Segundo os dados do gabinete de estatísticas nacional, este foi o quinto trimestre desde 1991 em que o saldo das Administrações Públicas foi positivo, sendo que esta foi a primeira vez que tal se verificou nos primeiros três meses do ano.

O Executivo espera que o défice seja de 0,2 por cento do PIB no conjunto de 2019. A mesma previsão é feita pelo Fundo Monetário Internacional, tendo em conta o saldo orçamental negativo de 0,5 por cento do último ano.

Estimativa diferente é a do Conselho de Finanças Públicas, que antecipa um défice de 0,3 por cento este ano, enquanto a Comissão Europeia estima um saldo orçamental negativo de 0,4 por cento e a Organização para a Cooperação e Desenvolvimento Económico (OCDE) prevê um défice de 0,5 em 2019.
"Em linha com o compromisso do Governo"

Após a divulgação destes resultados, Mário Centeno referiu que os as contas do trimestre devem ser analisadas no seu conjunto com "tranquilidade". "É importante sublinhar que, neste momento, este saldo orçamental positivo (...) é totalmente compatível com os objetivos orçamentais estabelecidos para o ano", acrescentou o ministro das Finanças em declarações aos jornalistas.  

Em comunicado, o Ministério das Finanças faz uma leitura positiva dos valores apresentados hoje pelo INE. "Estes resultados refletem a dinâmica positiva da economia portuguesa, aliada ao esforço de consolidação das contas públicas, essencial para que se cumpram os objetivos previstos para 2019 no Orçamento do Estado", lê-se no comunicado enviado às redações.

Os resultados "estão em linha com o compromisso do Governo de fazer uma gestão rigorosa das contas públicas de modo a assegurar a sua sustentabilidade, num contexto de reforço do emprego e investimento públicos com vista a assegurar a qualidade dos serviços públicos".

Na análise de Helena Garrido, jornalista da RTP, este excedente foi alcançado "fundamentalmente através das receitas fiscais", mas com custos para os cidadãos.

"Se isto se traduz num excelente resultado em termos de contas públicas com o excedente orçamental, estes números levam-nos a olhar para o futuro com alguma preocupação.

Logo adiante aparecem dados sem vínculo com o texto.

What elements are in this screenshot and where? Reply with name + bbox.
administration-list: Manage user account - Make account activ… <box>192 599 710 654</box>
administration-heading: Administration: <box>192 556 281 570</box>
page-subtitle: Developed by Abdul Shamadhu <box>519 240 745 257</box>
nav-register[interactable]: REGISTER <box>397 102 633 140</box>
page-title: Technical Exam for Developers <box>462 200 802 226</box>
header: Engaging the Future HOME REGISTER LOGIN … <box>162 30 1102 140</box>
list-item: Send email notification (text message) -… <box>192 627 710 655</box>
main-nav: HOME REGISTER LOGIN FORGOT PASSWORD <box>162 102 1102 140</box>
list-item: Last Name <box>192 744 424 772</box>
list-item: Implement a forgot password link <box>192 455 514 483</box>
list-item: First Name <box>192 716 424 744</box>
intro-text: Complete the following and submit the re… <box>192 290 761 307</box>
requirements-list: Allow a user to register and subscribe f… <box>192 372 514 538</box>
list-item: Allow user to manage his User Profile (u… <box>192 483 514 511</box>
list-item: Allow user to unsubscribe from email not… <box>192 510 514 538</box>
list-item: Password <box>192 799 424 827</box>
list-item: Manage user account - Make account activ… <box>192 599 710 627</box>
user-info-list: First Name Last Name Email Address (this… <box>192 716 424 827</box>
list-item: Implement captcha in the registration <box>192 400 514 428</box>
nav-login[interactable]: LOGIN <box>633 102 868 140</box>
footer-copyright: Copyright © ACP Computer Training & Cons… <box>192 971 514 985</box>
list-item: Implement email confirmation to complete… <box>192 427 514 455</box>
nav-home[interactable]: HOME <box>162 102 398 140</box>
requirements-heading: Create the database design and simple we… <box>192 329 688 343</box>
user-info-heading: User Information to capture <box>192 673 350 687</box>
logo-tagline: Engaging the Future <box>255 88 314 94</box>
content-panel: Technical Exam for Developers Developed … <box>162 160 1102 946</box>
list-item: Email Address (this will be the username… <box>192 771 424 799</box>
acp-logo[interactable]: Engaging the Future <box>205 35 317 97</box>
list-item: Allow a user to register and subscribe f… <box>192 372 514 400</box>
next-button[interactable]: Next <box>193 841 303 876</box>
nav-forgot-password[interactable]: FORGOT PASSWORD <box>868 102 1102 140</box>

A despesa que está a ser concretizada é uma despesa corrente, é uma despesa fixa, enquanto que a receita é uma receita que desaparecerá assim que a atividade económica começar a abrandar. Não sabemos até que ponto este é um resultado duradouro e sustentável", considera.

Helena Garrido recorre ao exemplo de casos que têm chegado a público de problemas no Serviço Nacional de Saúde ou noutros serviços que são assegurados pelo Estado.

Sobre o saldo da balança comercial, a jornalista considera que é o indicador "mais preocupante" dos divulgados. "Estamos a precisar de novo de financiamento externo. (...) Estamos de novo a viver acima das possibilidades no seu conjunto, enquanto economia. Estamos a gastar mais do que aquilo que geramos em termos de rendimento", refere.